La commune de [Localité 15] n’a pas constitué avocat et n’a pas comparu.
Pour un plus ample exposé des éléments de la cause, moyens et prétentions des parties, il est fait renvoi aux écritures susvisées, conformément à l’article 455 du Code de procédure civile.
La clôture de la procédure a été fixée à la date du 1er septembre 2025. A l’issue de l’audience du 15 septembre 2025, l’affaire a été mise en délibéré au 20 novembre 2025.
MOTIFS DE LA DECISION
Aux termes des dispositions de l’article 472 du code de procédure civile, lorsque le défendeur ne comparaît pas, il est néanmoins statué sur le fond, le juge ne faisant droit à la demande que s’il l’estime régulière, recevable et bien fondée.
Il convient de rappeler liminairement que les demandes tendant à voir “constater”, ou les demandes tendant à voir “dire et juger” qui ne développent en réalité que des moyens, ne constituent pas des prétentions au titre de l’article 4 du code de procédure civile et ne saisissent pas le tribunal.
Sur l’intervention volontaire de [C] [R]
Selon l’article 330 du code de procédure civile, « L’intervention est accessoire lorsqu’elle appuie les prétentions d’une partie.
Elle est recevable si son auteur a intérêt, pour la conservation de ses droits, à soutenir cette partie.
L’intervenant à titre accessoire peut se désister unilatéralement de son intervention »

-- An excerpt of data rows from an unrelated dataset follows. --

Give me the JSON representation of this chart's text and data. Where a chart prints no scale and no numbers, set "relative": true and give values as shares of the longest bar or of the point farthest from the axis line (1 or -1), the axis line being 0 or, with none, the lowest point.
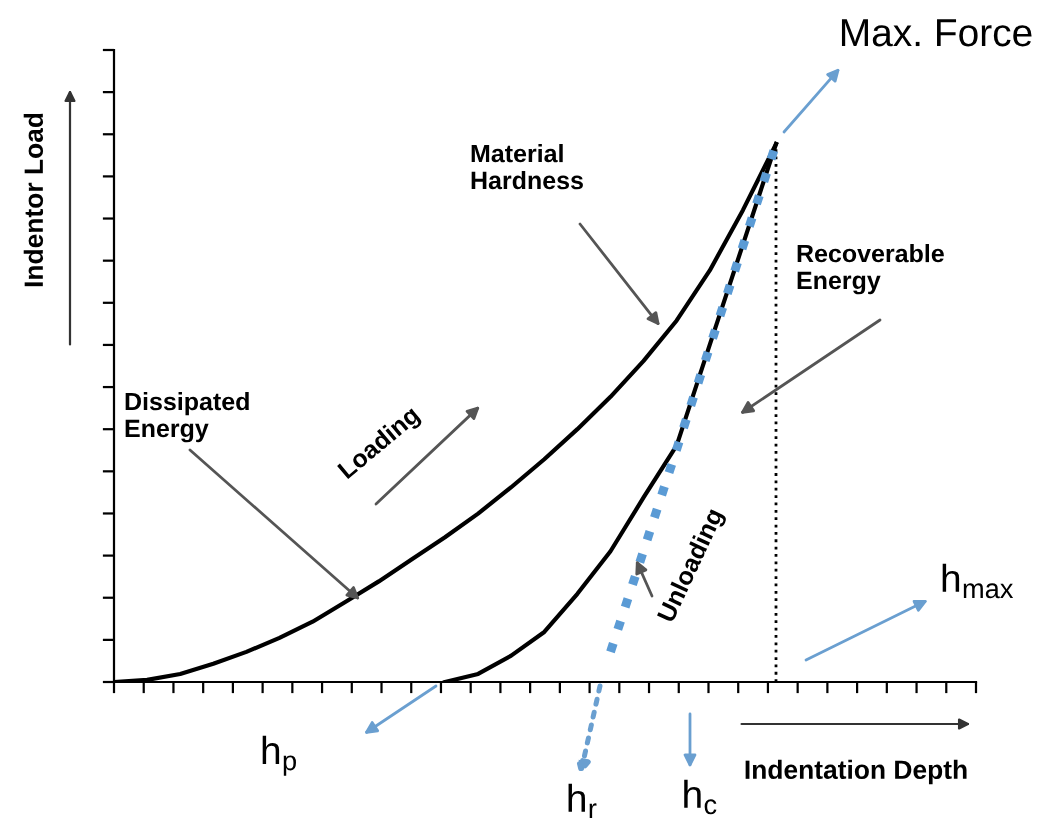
{
  "chart_data": {
    "type": "line",
    "relative": true,
    "xlabel": "Indentation Depth",
    "ylabel": "Indentor Load",
    "categories": [
      null,
      null,
      null,
      null,
      null,
      null,
      null,
      null,
      null,
      null,
      null,
      null,
      null,
      null,
      null,
      null,
      null,
      null,
      null,
      null,
      null
    ],
    "series": [
      {
        "color": "#000000",
        "line_style": "solid",
        "values": [
          0,
          0.004,
          0.015,
          0.034,
          0.056,
          0.082,
          0.112,
          0.149,
          0.187,
          0.228,
          0.269,
          0.313,
          0.362,
          0.414,
          0.47,
          0.53,
          0.597,
          0.672,
          0.765,
          0.877,
          1
        ]
      },
      {
        "color": "#000000",
        "line_style": "solid",
        "values": [
          null,
          null,
          null,
          null,
          null,
          null,
          null,
          null,
          null,
          null,
          0,
          0.015,
          0.049,
          0.093,
          0.164,
          0.243,
          0.343,
          0.44,
          0.627,
          0.813,
          1
        ]
      },
      {
        "color": "#5b9bd5",
        "line_style": "dotted",
        "values": [
          null,
          null,
          null,
          null,
          null,
          null,
          null,
          null,
          null,
          null,
          null,
          null,
          null,
          null,
          null,
          0.056,
          0.244,
          0.433,
          0.623,
          0.81,
          1
        ]
      }
    ],
    "annotations": [
      "Max. Force",
      "Material\nHardness",
      "Recoverable\nEnergy",
      "Dissipated\nEnergy",
      "Loading",
      "Unloading",
      "h$_{max}$",
      "h$_{p}$",
      "h$_{r}$",
      "h$_{c}$"
    ],
    "legend": false,
    "grid": false,
    "marker": "none",
    "tick_labels": false
  }
}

Monsieur [C] [R] a acquis par acte notarié du 28 juillet 2023 la moitié indivise de la parcelle BZ [Cadastre 5]. Il convient donc de déclarer recevable son intervention volontaire en qualité de propriétaire indivis de la parcelle BZ [Cadastre 5].
Sur l’existence d’une enclave de la parcelle [Cadastre 6]

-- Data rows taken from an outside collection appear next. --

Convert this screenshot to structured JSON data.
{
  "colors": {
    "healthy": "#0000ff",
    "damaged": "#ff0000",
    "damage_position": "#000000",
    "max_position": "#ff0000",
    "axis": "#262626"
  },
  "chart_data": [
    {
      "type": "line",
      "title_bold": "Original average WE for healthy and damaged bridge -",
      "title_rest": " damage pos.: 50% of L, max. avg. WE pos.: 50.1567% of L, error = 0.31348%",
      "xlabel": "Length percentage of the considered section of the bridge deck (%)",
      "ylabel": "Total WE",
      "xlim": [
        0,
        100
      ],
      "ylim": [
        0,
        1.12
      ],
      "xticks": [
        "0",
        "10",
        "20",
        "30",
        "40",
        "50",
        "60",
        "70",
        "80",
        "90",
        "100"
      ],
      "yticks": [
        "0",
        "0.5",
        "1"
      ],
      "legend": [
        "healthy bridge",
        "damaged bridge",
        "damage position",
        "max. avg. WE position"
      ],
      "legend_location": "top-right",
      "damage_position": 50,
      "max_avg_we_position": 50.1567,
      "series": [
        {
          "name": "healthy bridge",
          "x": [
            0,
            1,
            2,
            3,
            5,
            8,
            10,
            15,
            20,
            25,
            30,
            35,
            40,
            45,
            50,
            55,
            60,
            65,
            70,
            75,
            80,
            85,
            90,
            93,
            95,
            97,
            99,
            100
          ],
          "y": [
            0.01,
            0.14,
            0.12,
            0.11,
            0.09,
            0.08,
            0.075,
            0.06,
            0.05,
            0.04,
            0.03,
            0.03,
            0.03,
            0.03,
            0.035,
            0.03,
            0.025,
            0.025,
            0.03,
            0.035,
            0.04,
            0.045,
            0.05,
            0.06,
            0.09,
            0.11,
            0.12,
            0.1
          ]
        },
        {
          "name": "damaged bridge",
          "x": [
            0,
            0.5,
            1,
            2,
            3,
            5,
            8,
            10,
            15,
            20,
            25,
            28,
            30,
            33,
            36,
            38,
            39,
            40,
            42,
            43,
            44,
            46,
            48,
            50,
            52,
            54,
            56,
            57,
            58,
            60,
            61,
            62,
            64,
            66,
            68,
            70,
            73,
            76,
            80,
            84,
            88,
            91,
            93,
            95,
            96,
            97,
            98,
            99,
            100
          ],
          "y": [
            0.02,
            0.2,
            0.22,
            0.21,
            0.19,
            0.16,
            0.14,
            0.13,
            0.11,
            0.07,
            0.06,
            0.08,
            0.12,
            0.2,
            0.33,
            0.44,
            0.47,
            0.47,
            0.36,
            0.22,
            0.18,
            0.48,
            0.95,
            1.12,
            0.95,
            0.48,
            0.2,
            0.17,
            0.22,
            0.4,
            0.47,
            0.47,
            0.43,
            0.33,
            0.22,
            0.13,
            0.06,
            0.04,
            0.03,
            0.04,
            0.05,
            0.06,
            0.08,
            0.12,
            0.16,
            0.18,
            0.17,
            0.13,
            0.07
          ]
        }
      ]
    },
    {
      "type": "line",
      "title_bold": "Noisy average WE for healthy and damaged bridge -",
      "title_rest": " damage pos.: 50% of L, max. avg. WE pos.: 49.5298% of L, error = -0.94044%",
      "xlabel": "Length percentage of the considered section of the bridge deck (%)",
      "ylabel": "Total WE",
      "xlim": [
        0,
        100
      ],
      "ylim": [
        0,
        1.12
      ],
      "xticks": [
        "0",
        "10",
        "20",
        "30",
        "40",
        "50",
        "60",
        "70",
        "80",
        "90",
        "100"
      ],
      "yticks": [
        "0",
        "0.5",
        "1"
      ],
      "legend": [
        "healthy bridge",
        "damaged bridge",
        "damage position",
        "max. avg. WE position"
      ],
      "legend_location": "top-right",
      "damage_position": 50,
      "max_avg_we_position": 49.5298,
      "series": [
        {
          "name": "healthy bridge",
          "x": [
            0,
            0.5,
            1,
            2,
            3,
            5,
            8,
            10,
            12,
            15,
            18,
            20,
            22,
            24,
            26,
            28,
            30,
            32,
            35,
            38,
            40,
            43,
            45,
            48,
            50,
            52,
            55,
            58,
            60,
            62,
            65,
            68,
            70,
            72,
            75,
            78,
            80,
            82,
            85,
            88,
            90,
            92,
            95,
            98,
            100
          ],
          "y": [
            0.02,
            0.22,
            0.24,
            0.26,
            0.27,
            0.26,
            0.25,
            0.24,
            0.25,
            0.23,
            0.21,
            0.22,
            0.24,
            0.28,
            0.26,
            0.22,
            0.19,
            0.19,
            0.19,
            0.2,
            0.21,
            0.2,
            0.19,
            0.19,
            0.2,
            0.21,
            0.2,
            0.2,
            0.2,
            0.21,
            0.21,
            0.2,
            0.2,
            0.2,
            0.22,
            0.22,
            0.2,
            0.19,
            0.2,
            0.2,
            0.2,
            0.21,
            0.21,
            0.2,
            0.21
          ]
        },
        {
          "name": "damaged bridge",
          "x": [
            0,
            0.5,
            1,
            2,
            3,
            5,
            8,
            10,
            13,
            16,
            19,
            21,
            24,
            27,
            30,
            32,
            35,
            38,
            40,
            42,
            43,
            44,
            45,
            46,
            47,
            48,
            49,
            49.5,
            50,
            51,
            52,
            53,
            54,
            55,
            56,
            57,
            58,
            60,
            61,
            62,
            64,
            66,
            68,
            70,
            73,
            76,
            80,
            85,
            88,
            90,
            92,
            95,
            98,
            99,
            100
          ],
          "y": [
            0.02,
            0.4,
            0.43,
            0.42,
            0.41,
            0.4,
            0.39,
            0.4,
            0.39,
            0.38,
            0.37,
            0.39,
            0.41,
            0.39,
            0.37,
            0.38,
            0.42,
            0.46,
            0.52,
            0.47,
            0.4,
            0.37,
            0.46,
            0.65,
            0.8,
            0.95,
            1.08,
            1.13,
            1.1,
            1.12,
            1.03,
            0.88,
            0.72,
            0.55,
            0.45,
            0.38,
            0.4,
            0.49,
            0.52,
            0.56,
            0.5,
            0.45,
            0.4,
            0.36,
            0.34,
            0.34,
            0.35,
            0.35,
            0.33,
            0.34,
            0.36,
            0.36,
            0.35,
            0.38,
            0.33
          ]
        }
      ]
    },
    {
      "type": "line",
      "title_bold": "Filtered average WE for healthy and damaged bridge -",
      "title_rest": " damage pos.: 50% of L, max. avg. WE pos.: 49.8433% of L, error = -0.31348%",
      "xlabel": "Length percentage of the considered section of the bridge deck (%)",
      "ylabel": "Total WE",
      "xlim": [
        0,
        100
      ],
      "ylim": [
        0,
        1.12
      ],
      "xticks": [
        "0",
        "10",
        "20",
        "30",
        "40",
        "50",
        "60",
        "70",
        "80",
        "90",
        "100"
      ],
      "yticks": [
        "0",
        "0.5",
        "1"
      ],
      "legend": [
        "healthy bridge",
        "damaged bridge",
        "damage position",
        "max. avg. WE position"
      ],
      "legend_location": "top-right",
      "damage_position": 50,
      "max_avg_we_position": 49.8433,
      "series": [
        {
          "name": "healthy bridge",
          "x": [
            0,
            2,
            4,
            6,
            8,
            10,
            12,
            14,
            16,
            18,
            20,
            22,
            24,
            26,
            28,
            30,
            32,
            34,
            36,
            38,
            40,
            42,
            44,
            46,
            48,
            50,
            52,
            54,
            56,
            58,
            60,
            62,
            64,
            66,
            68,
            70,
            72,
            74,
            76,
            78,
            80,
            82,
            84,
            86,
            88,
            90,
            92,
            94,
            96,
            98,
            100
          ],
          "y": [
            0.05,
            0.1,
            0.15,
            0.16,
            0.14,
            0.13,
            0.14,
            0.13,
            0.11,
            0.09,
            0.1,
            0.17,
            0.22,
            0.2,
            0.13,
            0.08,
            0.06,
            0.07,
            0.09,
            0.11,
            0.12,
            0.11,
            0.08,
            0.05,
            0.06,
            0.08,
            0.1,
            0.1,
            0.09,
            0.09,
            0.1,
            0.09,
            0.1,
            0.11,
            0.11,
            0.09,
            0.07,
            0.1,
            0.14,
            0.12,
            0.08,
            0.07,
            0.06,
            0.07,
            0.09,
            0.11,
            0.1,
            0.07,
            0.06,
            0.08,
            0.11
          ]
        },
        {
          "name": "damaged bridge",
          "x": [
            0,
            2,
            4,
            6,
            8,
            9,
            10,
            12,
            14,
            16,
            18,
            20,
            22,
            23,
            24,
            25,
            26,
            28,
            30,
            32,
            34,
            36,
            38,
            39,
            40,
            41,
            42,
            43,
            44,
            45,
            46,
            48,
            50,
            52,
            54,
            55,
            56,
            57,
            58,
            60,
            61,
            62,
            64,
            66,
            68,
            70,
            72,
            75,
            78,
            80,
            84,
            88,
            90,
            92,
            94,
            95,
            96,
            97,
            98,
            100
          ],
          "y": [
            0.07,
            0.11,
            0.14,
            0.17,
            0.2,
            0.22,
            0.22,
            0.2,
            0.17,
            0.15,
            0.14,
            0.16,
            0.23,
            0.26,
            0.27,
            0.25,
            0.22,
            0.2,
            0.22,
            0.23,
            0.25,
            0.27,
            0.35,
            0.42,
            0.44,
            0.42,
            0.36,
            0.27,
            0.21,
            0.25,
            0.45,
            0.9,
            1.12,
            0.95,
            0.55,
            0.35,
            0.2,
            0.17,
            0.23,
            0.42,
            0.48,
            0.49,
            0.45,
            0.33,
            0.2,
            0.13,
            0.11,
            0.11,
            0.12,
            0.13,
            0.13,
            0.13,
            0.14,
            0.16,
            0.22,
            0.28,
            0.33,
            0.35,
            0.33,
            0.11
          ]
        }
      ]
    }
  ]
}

Aux termes de l’article 682 du code civil, le propriétaire dont les fonds sont enclavés et qui n’a sur la voie publique aucune issue, ou qu’une issue insuffisante, soit pour l’exploitation agricole, industrielle ou commerciale de sa propriété, soit pour la réalisation d’opérations de construction ou de lotissement, est fondé à réclamer sur les fonds de ses voisins un passage suffisant pour assurer la desserte complète de ses fonds, à charge d’une indemnité proportionnée au dommage qu’il peut occasionner.
La SCI [Adresse 14] demande la reconnaissance de l’existence de servitudes de passage au profit de sa parcelle [Cadastre 6] au motif que celle-ci serait enclavée au sens de l’article 682 du code de civil sur les parcelles BZ79 appartenant aux consorts [R] et BZ78 appartenant à la commune de MEZE. Elle soutient que l’autre chemin sur lequel elle bénéficie d’une servitude conventionnelle depuis sa parcelle BZ [Cadastre 7], fonds dominant sur la parcelle BZ [Cadastre 8], fonds servant n’assure pas un passage suffisant en ce que d’une part, il est aléatoire en raison de sa localisation en zone inondable et que d’autre part il a nécessité des travaux du fait de l’obstruction des consorts [R] au passage sur leur parcelle.
Les consorts [R] contestent l’enclave du fonds appartenant à la SCI [Adresse 14] et avancent que celle-ci dispose de plusieurs possibilités pour accéder à sa parcelle [Cadastre 6]. Ils évoquent à ce titre l’existence d’une servitude de passage conventionnelle desservant la parcelle BZ85 contiguë à la parcelle [Cadastre 12], qui permet un passage sur ladite parcelle.
La commune de [Localité 15], propriétaire de la parcelle BZ78, n’a pas émis d’observation.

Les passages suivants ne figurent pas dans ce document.